January 7, 2010
Language Tips; neglect or negligence & burnt or burned
Happy New Year!
Tip 1: negligence or neglect
A reader writes:
Thank you for creating this wonderful blog. It has helped me, and I’m sure countless others to better understand and correct their everyday errors in an easy-to-read and amusing fashion.
I also have a quick question. What difference do you see between neglect and negligence? I see negligence as mistreatment of inanimate objects and seems most fitting in a legal context whereas neglect has connotations of prolonged mistreatment and that the mistreatment is directed toward a human (or other creature). What do you think?
First, let me thank you for your very kind words. As to neglect and negligence, you are a little bit right and a little bit wrong. Let me explain.
In general, the words are synonyms. Both mean the act of being remiss in taking care of something. Interestingly, the two words have different origins. Negligence comes from the Latin neglegentia, meaning ‘carelessness, heedlessness,’ and neglect comes from the Latin neglectus, meaning ‘to make light of, disregard.’ Both can be used in reference to both people and things.
I’ve been so busy, I’ve been neglecting my homework.
I went out to see my friends, and I neglected to feed the dog.
I was negligent when it came to attending to the plant.
Some might call leaving a child to fend for himself negligence.
However, the differences are apparent when the words are used in their legal sense.
When used in legal terms, according to Merriam-Webster’s Dictionary of Law, neglect means ‘a disregard of duty resulting from carelessness, indifference, or willfulness; especially : a failure to provide a child under one’s care with proper food, clothing, shelter, supervision, medical care, or emotional stability.’ According to the same dictionary, negligence, when used in a legal sense means ‘failure to exercise the degree of care expected of a person of ordinary prudence in like circumstances in protecting others from a foreseeable and unreasonable risk of harm in a particular situation.’ it often refers to neglect of a building. So when it comes to legal terms, neglect is usually used in reference to people, and negligence is usually used in reference to things.

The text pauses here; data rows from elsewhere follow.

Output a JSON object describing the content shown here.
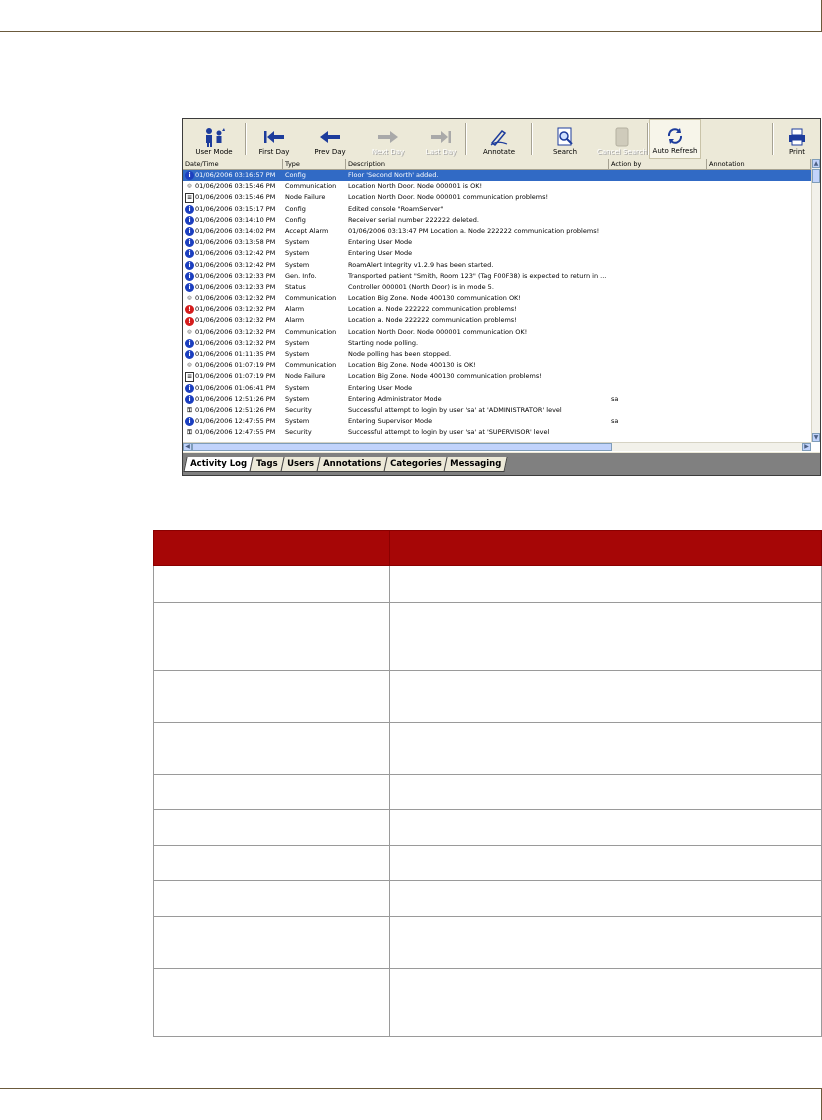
{
  "toolbar": {
    "buttons": [
      {
        "label": "User Mode",
        "icon": "user-mode-icon",
        "enabled": true
      },
      {
        "label": "First Day",
        "icon": "first-day-icon",
        "enabled": true
      },
      {
        "label": "Prev Day",
        "icon": "prev-day-icon",
        "enabled": true
      },
      {
        "label": "Next Day",
        "icon": "next-day-icon",
        "enabled": false
      },
      {
        "label": "Last Day",
        "icon": "last-day-icon",
        "enabled": false
      },
      {
        "label": "Annotate",
        "icon": "annotate-icon",
        "enabled": true
      },
      {
        "label": "Search",
        "icon": "search-icon",
        "enabled": true
      },
      {
        "label": "Cancel Search",
        "icon": "cancel-search-icon",
        "enabled": false
      },
      {
        "label": "Auto Refresh",
        "icon": "auto-refresh-icon",
        "enabled": true,
        "active": true
      },
      {
        "label": "Print",
        "icon": "print-icon",
        "enabled": true
      }
    ]
  },
  "grid": {
    "columns": [
      "Date/Time",
      "Type",
      "Description",
      "Action by",
      "Annotation"
    ],
    "rows": [
      {
        "icon": "info",
        "datetime": "01/06/2006 03:16:57 PM",
        "type": "Config",
        "description": "Floor 'Second North' added.",
        "action_by": "",
        "annotation": ""
      },
      {
        "icon": "comm",
        "datetime": "01/06/2006 03:15:46 PM",
        "type": "Communication",
        "description": "Location North Door. Node 000001 is OK!",
        "action_by": "",
        "annotation": ""
      },
      {
        "icon": "fail",
        "datetime": "01/06/2006 03:15:46 PM",
        "type": "Node Failure",
        "description": "Location North Door. Node 000001 communication problems!",
        "action_by": "",
        "annotation": ""
      },
      {
        "icon": "info",
        "datetime": "01/06/2006 03:15:17 PM",
        "type": "Config",
        "description": "Edited console \"RoamServer\"",
        "action_by": "",
        "annotation": ""
      },
      {
        "icon": "info",
        "datetime": "01/06/2006 03:14:10 PM",
        "type": "Config",
        "description": "Receiver serial number 222222 deleted.",
        "action_by": "",
        "annotation": ""
      },
      {
        "icon": "info",
        "datetime": "01/06/2006 03:14:02 PM",
        "type": "Accept Alarm",
        "description": "01/06/2006 03:13:47 PM Location a. Node 222222 communication problems!",
        "action_by": "",
        "annotation": ""
      },
      {
        "icon": "info",
        "datetime": "01/06/2006 03:13:58 PM",
        "type": "System",
        "description": "Entering User Mode",
        "action_by": "",
        "annotation": ""
      },
      {
        "icon": "info",
        "datetime": "01/06/2006 03:12:42 PM",
        "type": "System",
        "description": "Entering User Mode",
        "action_by": "",
        "annotation": ""
      },
      {
        "icon": "info",
        "datetime": "01/06/2006 03:12:42 PM",
        "type": "System",
        "description": "RoamAlert Integrity v1.2.9 has been started.",
        "action_by": "",
        "annotation": ""
      },
      {
        "icon": "info",
        "datetime": "01/06/2006 03:12:33 PM",
        "type": "Gen. Info.",
        "description": "Transported patient \"Smith, Room 123\" (Tag F00F38) is expected to return in ...",
        "action_by": "",
        "annotation": ""
      },
      {
        "icon": "info",
        "datetime": "01/06/2006 03:12:33 PM",
        "type": "Status",
        "description": "Controller 000001 (North Door) is in mode 5.",
        "action_by": "",
        "annotation": ""
      },
      {
        "icon": "comm",
        "datetime": "01/06/2006 03:12:32 PM",
        "type": "Communication",
        "description": "Location Big Zone. Node 400130 communication OK!",
        "action_by": "",
        "annotation": ""
      },
      {
        "icon": "alarm",
        "datetime": "01/06/2006 03:12:32 PM",
        "type": "Alarm",
        "description": "Location a. Node 222222 communication problems!",
        "action_by": "",
        "annotation": ""
      },
      {
        "icon": "alarm",
        "datetime": "01/06/2006 03:12:32 PM",
        "type": "Alarm",
        "description": "Location a. Node 222222 communication problems!",
        "action_by": "",
        "annotation": ""
      },
      {
        "icon": "comm",
        "datetime": "01/06/2006 03:12:32 PM",
        "type": "Communication",
        "description": "Location North Door. Node 000001 communication OK!",
        "action_by": "",
        "annotation": ""
      },
      {
        "icon": "info",
        "datetime": "01/06/2006 03:12:32 PM",
        "type": "System",
        "description": "Starting node polling.",
        "action_by": "",
        "annotation": ""
      },
      {
        "icon": "info",
        "datetime": "01/06/2006 01:11:35 PM",
        "type": "System",
        "description": "Node polling has been stopped.",
        "action_by": "",
        "annotation": ""
      },
      {
        "icon": "comm",
        "datetime": "01/06/2006 01:07:19 PM",
        "type": "Communication",
        "description": "Location Big Zone. Node 400130 is OK!",
        "action_by": "",
        "annotation": ""
      },
      {
        "icon": "fail",
        "datetime": "01/06/2006 01:07:19 PM",
        "type": "Node Failure",
        "description": "Location Big Zone. Node 400130 communication problems!",
        "action_by": "",
        "annotation": ""
      },
      {
        "icon": "info",
        "datetime": "01/06/2006 01:06:41 PM",
        "type": "System",
        "description": "Entering User Mode",
        "action_by": "",
        "annotation": ""
      },
      {
        "icon": "info",
        "datetime": "01/06/2006 12:51:26 PM",
        "type": "System",
        "description": "Entering Administrator Mode",
        "action_by": "sa",
        "annotation": ""
      },
      {
        "icon": "sec",
        "datetime": "01/06/2006 12:51:26 PM",
        "type": "Security",
        "description": "Successful attempt to login by user 'sa' at 'ADMINISTRATOR' level",
        "action_by": "",
        "annotation": ""
      },
      {
        "icon": "info",
        "datetime": "01/06/2006 12:47:55 PM",
        "type": "System",
        "description": "Entering Supervisor Mode",
        "action_by": "sa",
        "annotation": ""
      },
      {
        "icon": "sec",
        "datetime": "01/06/2006 12:47:55 PM",
        "type": "Security",
        "description": "Successful attempt to login by user 'sa' at 'SUPERVISOR' level",
        "action_by": "",
        "annotation": ""
      }
    ],
    "selected_index": 0
  },
  "tabs": [
    "Activity Log",
    "Tags",
    "Users",
    "Annotations",
    "Categories",
    "Messaging"
  ],
  "active_tab": 0,
  "desc_table": {
    "rows": 10
  },
  "colors": {
    "table_header": "#a60606",
    "selection": "#316ac5",
    "window_bg": "#ece9d8"
  }
}
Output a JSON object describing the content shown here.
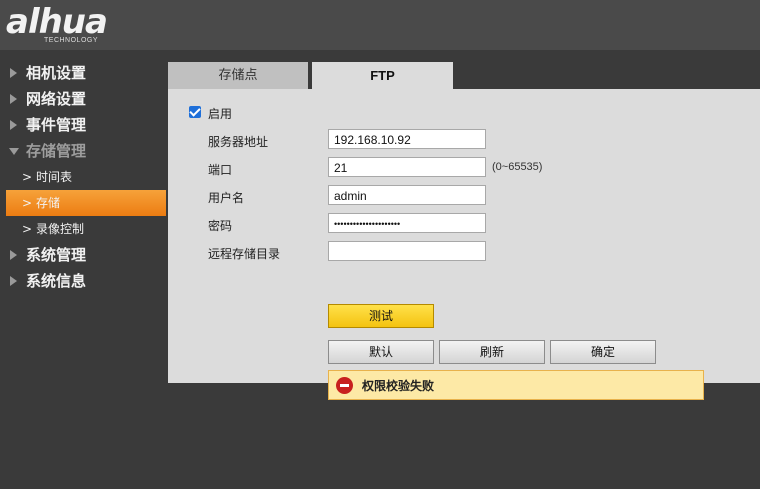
{
  "brand": {
    "logo": "alhua",
    "tagline": "TECHNOLOGY"
  },
  "sidebar": {
    "items": [
      {
        "label": "相机设置"
      },
      {
        "label": "网络设置"
      },
      {
        "label": "事件管理"
      },
      {
        "label": "存储管理"
      },
      {
        "label": "系统管理"
      },
      {
        "label": "系统信息"
      }
    ],
    "sub_items": [
      {
        "label": "时间表"
      },
      {
        "label": "存储"
      },
      {
        "label": "录像控制"
      }
    ],
    "chevron": ">"
  },
  "tabs": [
    {
      "label": "存储点"
    },
    {
      "label": "FTP"
    }
  ],
  "form": {
    "enable_label": "启用",
    "server_label": "服务器地址",
    "server_value": "192.168.10.92",
    "port_label": "端口",
    "port_value": "21",
    "port_hint": "(0~65535)",
    "user_label": "用户名",
    "user_value": "admin",
    "password_label": "密码",
    "password_value": "•••••••••••••••••••••",
    "remote_dir_label": "远程存储目录",
    "remote_dir_value": ""
  },
  "buttons": {
    "test": "测试",
    "default": "默认",
    "refresh": "刷新",
    "confirm": "确定"
  },
  "alert": {
    "text": "权限校验失败"
  }
}
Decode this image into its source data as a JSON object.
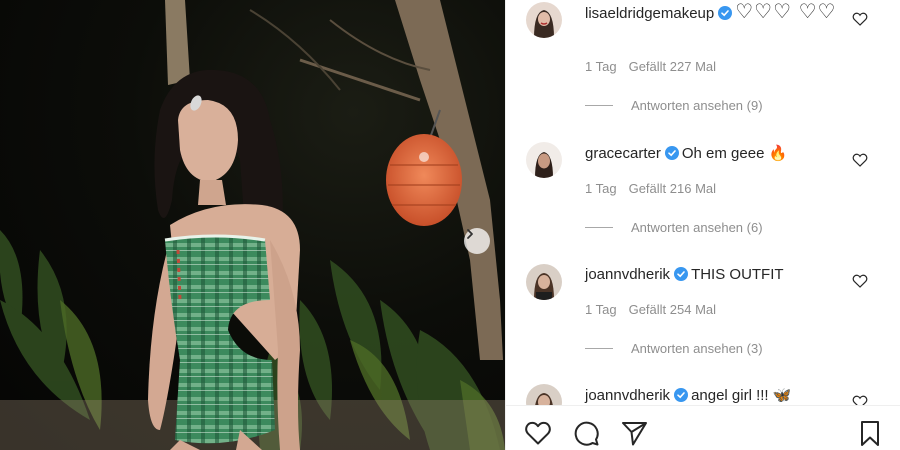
{
  "media": {
    "next_icon": "chevron-right-icon"
  },
  "comments": [
    {
      "username": "lisaeldridgemakeup",
      "verified": true,
      "text": "♡♡♡ ♡♡",
      "age": "1 Tag",
      "likes": "Gefällt 227 Mal",
      "replies": "Antworten ansehen (9)"
    },
    {
      "username": "gracecarter",
      "verified": true,
      "text": "Oh em geee 🔥",
      "age": "1 Tag",
      "likes": "Gefällt 216 Mal",
      "replies": "Antworten ansehen (6)"
    },
    {
      "username": "joannvdherik",
      "verified": true,
      "text": "THIS OUTFIT",
      "age": "1 Tag",
      "likes": "Gefällt 254 Mal",
      "replies": "Antworten ansehen (3)"
    },
    {
      "username": "joannvdherik",
      "verified": true,
      "text": "angel girl !!! 🦋",
      "age": "",
      "likes": "",
      "replies": ""
    }
  ],
  "actions": {
    "like_icon": "heart-icon",
    "comment_icon": "comment-bubble-icon",
    "share_icon": "paper-plane-icon",
    "save_icon": "bookmark-icon"
  },
  "colors": {
    "verified": "#3897f0",
    "text": "#262626",
    "meta": "#8e8e8e"
  }
}
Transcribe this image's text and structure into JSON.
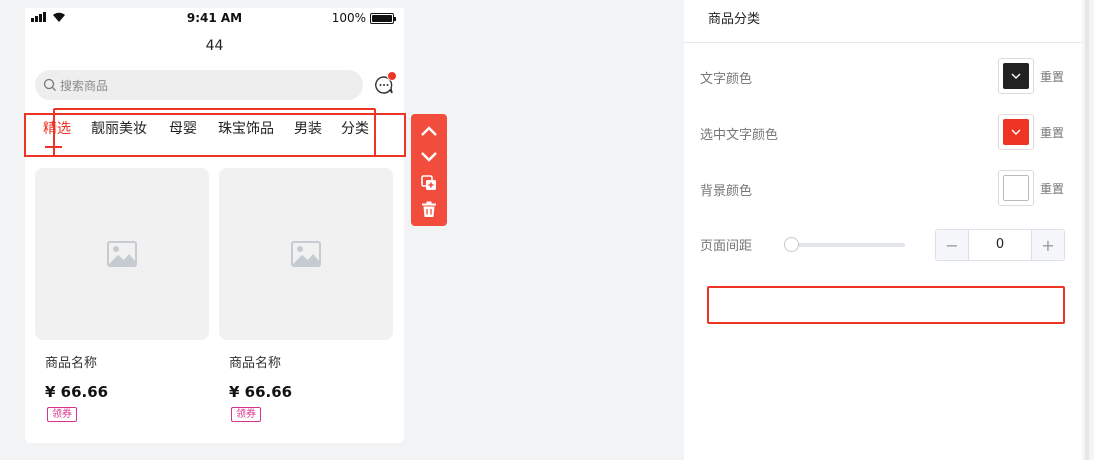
{
  "status_bar": {
    "time": "9:41 AM",
    "battery": "100%"
  },
  "page": {
    "title": "44"
  },
  "search": {
    "placeholder": "搜索商品"
  },
  "tabs": [
    {
      "label": "精选",
      "active": true
    },
    {
      "label": "靓丽美妆",
      "active": false
    },
    {
      "label": "母婴",
      "active": false
    },
    {
      "label": "珠宝饰品",
      "active": false
    },
    {
      "label": "男装",
      "active": false
    },
    {
      "label": "分类",
      "active": false
    }
  ],
  "goods": [
    {
      "name": "商品名称",
      "price": "¥ 66.66",
      "coupon": "领券"
    },
    {
      "name": "商品名称",
      "price": "¥ 66.66",
      "coupon": "领券"
    }
  ],
  "toolbar": {
    "icons": [
      "chevron-up-icon",
      "chevron-down-icon",
      "copy-icon",
      "trash-icon"
    ]
  },
  "panel": {
    "title": "商品分类",
    "text_color": {
      "label": "文字颜色",
      "value": "#222222",
      "reset": "重置"
    },
    "selected_text_color": {
      "label": "选中文字颜色",
      "value": "#ee3525",
      "reset": "重置"
    },
    "background_color": {
      "label": "背景颜色",
      "value": "#ffffff",
      "reset": "重置"
    },
    "page_margin": {
      "label": "页面间距",
      "value": "0",
      "minus": "−",
      "plus": "+"
    }
  },
  "colors": {
    "accent": "#ee3525",
    "toolbar": "#f24d3c",
    "coupon": "#d9338c"
  }
}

In researching this, it was fun to see all the ways negligence is used in law.
There’s comparative negligence, contributory negligence, criminal negligence, gross negligence ordinary negligence, passive negligence, simple negligence, and slight negligence.
You’ve got to love the law.
Tip 2: Burned or burnt
For some, late December and January means that it’s holiday time, and it’s a time of festivity and relaxation. For others of us, who live and die on the acquisition of grants, it’s about as far from the holidays as you can get. This year has been particularly brutal. So, last night, after working 12 hours straight, when I got an e-mail asking me to review yet another grant proposal right away, I responded that it would have to wait because I was burned out. I felt bad because I hate to let anyone down. Then I wondered, should it be burned or burnt. Was I burned out or burnt out?
Oh, the things we think about when there are no other thoughts to be had.
It turns out that both words are correct. In the UK, burnt is used most commonly. In the US, burned is used most frequently, and burnt is used primarily as an adjective.
I burned the supper, so we will have burnt vegetables tonight.
So that’s pretty simple, but I’ll tell you this, last night, whether I was burned out or burnt out, I was toast.